Когда Ревенко отошел, Лагутина спросила:
— Серафим Гаврилович, положа руку на сердце: вы не погорячились тогда на рапорте с уходом из цеха?
— Как сказать… И да и нет. Уходить все равно придется. Досадно, конечно. Интересные дела разворачиваются. А в старый цех возвращаться — все одно что из церкви в конюшню. Этот месяц откручу, а вернется «Волкодав»…
Лагутиной стало жаль старика. Она знала таких неугомонных пенсионеров. Вне завода они чувствовали себя неприкаянными и по два, по три раза возвращались на работу. Знала и таких, которые, уйдя на пенсию, приходили ежедневно в цех, выбирали сталевара из начинающих и топтались вокруг него, как наседка возле цыпленка, предостерегая от неверных шагов, от опрометчивых действий. И не могла представить себе подвижного, горячего, влюбленного в свое дело Серафима Гавриловича сидящим дома сложа руки. А власть, которую он познал? Самую радостную власть над огнем, над металлом, над этой могущественной, непокорной стихией, которую создал человек для того, чтобы ежедневно, ежечасно обуздывать, укрощать? Вкусившему эту власть трудно расстаться с ней.
У третьей печи стояли Рудаев, Межовский и Сенин. Вид у них помятый, по настроены они весело.
— На плакат проситесь. Сталевар, инженер, ученый, — подойдя к ним, сказала Лагутина и заботливо посмотрела на Межовского — впереди еще двадцать дней, а лицо уже выдает усталость.

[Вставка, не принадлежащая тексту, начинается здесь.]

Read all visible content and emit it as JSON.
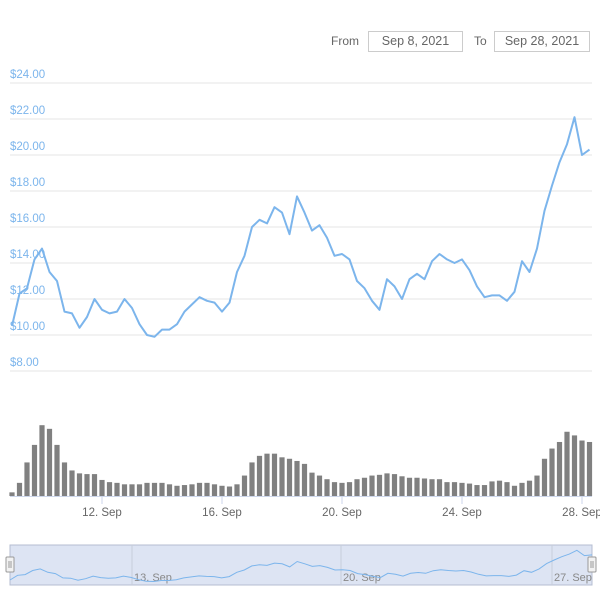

— Лиха беда начало, — улыбнулся Межовский, комкая в руке платок, которым вытирал лицо. — Дальше будет легче. Сталевары вошли во вкус. На полтора часа плавки пошли быстрее с продувкой воздухом, на два с половиной — с кислородом. И учтите: только разгон берем.
— Это сталеварам будет легче, — заметил Сенин. — Всем остальным чем дальше, тем труднее. Напряженнее станет ритм.
— В газету, Дина Платоновна, пока ни строчки. Потом, — поспешил предостеречь Рудаев.
Лагутину покоробил категорический тон.
— У нас свобода печати, — отрезала она и быстро пошла к первой печи.
В холостом пролете между печами Рудаев догнал ее, придержал за руку.
— Вы меня простите, — совладав со спазмой, застрявшей в горле, проговорил он. — У нас с вами началось с пикировки и так почему-то продолжается. Поверьте, я отношусь к вам совсем иначе.